As spring approaches, so does flea and tick season. Both pests thrive in warm, humid weather and multiply rapidly, threatening to infect your pooch while he enjoys the great outdoors. In addition to veterinarian-approved flea and tick medication, what are some natural preventive measures you can take to protect your pup from getting infected? The first step is to remove their habitat from outside your home. Here are some tips and tricks for keeping your yard dog-friendly but unfavorable for fleas and ticks.

Maintain Your Landscaping

Keep your yard clean. Get rid of flea and tick hiding spots by removing the following items from your yard:

• Any furniture that’s not being used

• Leaf litter and plant clippings

• Dead limbs

• Trash

• Wood piles (flea- and tick-infested rodents can hide there, too)
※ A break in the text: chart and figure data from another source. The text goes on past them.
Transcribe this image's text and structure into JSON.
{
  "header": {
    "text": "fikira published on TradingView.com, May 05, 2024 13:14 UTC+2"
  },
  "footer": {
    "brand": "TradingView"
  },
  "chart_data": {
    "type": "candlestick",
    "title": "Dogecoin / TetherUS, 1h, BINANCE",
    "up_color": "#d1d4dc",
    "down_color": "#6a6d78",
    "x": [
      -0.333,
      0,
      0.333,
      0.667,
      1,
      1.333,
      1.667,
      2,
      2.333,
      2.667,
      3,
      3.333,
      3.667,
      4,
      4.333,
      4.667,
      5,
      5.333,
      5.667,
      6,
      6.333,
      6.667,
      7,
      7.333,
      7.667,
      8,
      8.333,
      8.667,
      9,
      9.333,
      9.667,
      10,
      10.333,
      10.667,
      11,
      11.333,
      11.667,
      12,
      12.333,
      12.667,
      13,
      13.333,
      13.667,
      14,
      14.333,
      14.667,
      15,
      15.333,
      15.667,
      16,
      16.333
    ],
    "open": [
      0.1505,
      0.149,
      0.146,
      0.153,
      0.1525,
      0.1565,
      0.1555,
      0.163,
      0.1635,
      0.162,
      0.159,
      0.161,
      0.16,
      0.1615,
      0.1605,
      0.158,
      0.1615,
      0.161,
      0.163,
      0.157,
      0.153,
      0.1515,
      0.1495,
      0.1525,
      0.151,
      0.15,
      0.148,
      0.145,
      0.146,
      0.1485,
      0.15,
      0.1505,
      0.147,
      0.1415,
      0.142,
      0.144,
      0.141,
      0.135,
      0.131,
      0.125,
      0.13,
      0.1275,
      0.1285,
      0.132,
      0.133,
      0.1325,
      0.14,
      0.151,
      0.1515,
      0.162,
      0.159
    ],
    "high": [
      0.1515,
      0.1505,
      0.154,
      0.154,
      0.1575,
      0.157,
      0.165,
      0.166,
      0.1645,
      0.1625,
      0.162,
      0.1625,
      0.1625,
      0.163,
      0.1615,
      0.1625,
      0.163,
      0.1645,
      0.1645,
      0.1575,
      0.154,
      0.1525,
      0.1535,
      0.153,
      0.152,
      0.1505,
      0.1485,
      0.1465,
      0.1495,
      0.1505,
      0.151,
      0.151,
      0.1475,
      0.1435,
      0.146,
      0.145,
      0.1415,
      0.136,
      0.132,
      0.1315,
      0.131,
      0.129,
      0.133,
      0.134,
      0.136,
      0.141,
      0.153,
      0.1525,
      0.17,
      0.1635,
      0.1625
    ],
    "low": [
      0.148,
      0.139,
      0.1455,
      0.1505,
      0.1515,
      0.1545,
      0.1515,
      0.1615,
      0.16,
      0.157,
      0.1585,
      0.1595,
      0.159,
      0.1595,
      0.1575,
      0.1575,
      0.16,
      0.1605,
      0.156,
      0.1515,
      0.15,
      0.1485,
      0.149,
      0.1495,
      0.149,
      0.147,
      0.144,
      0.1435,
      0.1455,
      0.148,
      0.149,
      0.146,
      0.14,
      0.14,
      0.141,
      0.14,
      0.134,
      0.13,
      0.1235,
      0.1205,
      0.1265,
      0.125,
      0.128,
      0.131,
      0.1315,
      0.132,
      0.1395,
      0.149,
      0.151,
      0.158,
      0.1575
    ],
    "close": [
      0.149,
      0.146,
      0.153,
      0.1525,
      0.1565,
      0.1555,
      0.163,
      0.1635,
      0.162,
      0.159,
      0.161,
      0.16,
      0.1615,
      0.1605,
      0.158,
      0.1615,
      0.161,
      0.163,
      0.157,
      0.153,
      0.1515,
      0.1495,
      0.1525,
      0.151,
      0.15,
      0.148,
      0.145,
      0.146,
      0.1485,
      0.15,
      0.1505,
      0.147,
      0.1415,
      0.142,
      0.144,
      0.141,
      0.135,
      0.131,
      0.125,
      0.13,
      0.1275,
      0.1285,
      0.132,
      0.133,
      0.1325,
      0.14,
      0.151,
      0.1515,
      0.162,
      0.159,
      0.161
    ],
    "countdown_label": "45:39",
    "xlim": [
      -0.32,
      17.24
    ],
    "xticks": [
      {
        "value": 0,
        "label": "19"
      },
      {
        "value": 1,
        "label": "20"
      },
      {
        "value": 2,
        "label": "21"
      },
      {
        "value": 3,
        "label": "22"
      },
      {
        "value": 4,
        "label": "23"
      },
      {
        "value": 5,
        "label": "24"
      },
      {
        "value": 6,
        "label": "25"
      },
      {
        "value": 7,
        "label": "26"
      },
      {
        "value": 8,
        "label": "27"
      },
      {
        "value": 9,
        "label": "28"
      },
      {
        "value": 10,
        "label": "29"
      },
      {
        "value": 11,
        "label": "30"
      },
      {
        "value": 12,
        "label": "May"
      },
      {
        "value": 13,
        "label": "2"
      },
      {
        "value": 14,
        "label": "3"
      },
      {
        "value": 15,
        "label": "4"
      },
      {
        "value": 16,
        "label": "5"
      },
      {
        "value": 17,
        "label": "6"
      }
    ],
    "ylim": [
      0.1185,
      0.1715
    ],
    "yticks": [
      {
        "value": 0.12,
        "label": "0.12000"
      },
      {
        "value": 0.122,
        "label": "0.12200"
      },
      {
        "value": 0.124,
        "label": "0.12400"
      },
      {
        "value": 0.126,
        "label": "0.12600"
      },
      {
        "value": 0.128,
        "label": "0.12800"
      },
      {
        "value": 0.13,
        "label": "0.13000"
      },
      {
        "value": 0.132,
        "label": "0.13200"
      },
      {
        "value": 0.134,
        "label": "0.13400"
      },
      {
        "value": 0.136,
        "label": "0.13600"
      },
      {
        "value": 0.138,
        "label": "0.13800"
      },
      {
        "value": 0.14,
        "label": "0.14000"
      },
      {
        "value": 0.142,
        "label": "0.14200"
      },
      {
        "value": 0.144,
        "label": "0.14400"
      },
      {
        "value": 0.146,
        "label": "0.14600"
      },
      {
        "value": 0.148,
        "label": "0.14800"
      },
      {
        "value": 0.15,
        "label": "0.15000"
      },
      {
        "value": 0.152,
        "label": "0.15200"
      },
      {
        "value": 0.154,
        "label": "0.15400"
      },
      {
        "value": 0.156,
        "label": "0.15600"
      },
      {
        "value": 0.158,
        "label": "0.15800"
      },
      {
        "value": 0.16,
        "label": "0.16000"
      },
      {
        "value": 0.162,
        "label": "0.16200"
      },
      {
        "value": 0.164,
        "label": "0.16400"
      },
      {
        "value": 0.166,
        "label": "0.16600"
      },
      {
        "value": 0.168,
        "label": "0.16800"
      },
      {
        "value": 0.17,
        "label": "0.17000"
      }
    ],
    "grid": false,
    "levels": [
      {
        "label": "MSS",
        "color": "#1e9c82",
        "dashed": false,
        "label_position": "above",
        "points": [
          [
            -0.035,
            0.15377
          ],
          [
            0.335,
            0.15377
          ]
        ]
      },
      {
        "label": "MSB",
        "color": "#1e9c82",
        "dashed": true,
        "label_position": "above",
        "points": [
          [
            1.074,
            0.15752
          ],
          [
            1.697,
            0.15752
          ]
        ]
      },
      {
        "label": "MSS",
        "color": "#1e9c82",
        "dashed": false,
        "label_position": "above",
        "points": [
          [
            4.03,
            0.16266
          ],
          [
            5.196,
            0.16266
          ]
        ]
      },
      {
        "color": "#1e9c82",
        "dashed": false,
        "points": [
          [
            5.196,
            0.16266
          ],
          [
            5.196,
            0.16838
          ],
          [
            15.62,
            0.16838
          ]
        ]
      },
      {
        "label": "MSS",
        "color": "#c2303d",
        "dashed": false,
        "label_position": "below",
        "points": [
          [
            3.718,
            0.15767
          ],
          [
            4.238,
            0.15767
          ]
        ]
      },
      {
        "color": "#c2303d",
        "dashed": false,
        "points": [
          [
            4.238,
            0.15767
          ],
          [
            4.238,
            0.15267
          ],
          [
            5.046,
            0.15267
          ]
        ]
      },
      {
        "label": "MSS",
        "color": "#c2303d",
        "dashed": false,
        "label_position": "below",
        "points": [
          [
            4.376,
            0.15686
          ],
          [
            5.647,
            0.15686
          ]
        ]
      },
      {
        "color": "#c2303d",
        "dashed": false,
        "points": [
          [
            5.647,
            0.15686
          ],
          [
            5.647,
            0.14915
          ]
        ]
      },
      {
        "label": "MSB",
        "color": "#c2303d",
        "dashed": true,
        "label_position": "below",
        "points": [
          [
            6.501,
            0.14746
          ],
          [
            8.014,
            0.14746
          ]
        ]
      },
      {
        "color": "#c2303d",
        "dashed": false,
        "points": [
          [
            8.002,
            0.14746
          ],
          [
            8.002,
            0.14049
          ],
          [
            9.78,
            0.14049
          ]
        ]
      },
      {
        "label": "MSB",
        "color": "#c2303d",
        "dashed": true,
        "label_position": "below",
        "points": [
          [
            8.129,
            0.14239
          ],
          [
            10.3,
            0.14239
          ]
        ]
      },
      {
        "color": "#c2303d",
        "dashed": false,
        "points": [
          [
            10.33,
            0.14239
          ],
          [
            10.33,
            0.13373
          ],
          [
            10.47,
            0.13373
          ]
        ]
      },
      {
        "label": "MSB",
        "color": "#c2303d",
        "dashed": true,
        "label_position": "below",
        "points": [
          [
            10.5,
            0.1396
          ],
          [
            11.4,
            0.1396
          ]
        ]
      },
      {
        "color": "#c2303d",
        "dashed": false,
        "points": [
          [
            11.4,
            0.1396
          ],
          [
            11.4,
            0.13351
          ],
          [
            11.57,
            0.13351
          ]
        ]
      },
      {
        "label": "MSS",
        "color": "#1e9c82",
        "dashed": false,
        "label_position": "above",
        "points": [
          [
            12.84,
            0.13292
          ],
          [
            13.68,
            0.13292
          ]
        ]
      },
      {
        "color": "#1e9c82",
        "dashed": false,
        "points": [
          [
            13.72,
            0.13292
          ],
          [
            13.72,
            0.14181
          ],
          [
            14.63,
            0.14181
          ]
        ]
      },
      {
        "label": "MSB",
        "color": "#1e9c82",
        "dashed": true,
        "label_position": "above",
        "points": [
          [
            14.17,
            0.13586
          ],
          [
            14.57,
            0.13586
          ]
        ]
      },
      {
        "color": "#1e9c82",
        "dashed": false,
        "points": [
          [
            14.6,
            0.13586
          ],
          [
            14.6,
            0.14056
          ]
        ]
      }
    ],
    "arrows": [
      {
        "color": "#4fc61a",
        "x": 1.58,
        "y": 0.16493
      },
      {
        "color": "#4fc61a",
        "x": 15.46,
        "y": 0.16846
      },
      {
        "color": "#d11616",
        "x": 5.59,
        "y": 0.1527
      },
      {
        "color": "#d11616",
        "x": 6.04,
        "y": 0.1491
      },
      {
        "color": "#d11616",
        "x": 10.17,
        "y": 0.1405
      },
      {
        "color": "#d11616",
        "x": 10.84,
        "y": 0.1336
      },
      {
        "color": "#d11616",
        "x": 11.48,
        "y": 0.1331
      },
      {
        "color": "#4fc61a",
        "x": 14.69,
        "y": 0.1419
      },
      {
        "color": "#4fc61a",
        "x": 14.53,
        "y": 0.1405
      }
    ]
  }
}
Mow your lawn frequently. Fleas and ticks prefer to breed in tall grass because it offers more protection from sunlight, so don’t let your grass grow too high. At the same time, don’t shear it so short that the fleas’ natural predators (ants and spiders) are repelled as well.

Prune thick shrubs. Fleas and ticks thrive in dark, damp areas. So by keeping your shrubs pruned, you’re allowing sunlight to penetrate your yard and forcing the pests to seek shelter elsewhere.

Create Barriers

Apply cedar mulch to your garden and around the perimeter of your home. Cedar is one of the most effective natural insect repellents, as it gives off a powerful earthy scent that is noxious to fleas, ticks, and other pests. Although cedar mulch is not toxic to dogs, it can pose a choking hazard and excessive ingestion can cause vomiting and diarrhea, so monitor your dog to make sure it doesn’t chew or swallow the mulch.

Create a barrier between your lawn and wooded areas. If your property borders a wooded area, the CDC recommends placing a 3-foot wide strip of wood chips or gravel at the edge of your yard. This helps prevent fleas and ticks from migrating onto your property.

Prevent unwelcome animals from entering your yard by building fences. Deer, raccoons, opossums, rodents, and stray dogs and cats could be carrying fleas and ticks and spreading them onto your property, putting your dog at risk.

Introduce Natural Flea and Tick Killers

Spray your lawn with food-grade diatomaceous earth. Diatomaceous earth (DE) is a white powdery substance made of the fossilized skeletal remains of tiny aquatic organisms called diatoms, found in the sediment of dried up water sources. Under a microscope, DE looks like shards of glass. When DE touches the larval and adult fleas and ticks, it pierces and absorbs moisture from their bodies, causing them to quickly dehydrate and die. Thankfully, though, DE does not harm useful garden critters such as worms and ladybugs.

Food-grade DE is not toxic to humans or animals when ingested. However, it can cause skin dryness and irritation and damages the lungs if inhaled, so be mindful when applying DE to your lawn. Wear gloves and a face mask, and make sure your pets are inside your home. It’s recommended to mix DE with water and spray it onto the lawn so that it will stick to surfaces before it dries. Reapply the solution after a rainfall, as DE can only kill fleas and ticks when dry.

Treat your lawn with beneficial nematodes. Beneficial nematodes are microscopic roundworms found in the soil all over the world. These kinds of nematodes do not infect animals, such as the heartworm, but are rather used as a highly-effective form of natural pest control. They enter the body of a flea or tick, release a bacteria that kills it within 24 to 48 hours, and then reproduce inside the dead carcass.

Most garden centers sell beneficial nematodes packaged on a flexible material that can be added to water in a spray tank. Spray all of the solution onto your lawn and garden soon after mixing it, as the nematodes will drown if left in water for too long and then become useless. Because nematodes are sensitive to light, heat, and drought, it’s best to apply them early in the morning, in the evening, or on a cloudy day.

Release ladybugs throughout your garden. Ladybugs eat soft-bodied insects, including fleas and ticks. A mature ladybug can feast on more than 50 insects per day! You can find ladybugs at a local gardening shop. It’s recommended to release them into your garden in the evening when it’s cooler, as they will fly away for cover during the heat of the day. Spray water onto your plants to provide them with something to drink.

When preparing for flea and tick season, prevention is key! By removing their habitat from your yard, you can better protect your dog from infection. Experiment with the above suggestions to see what works best for your home and lifestyle.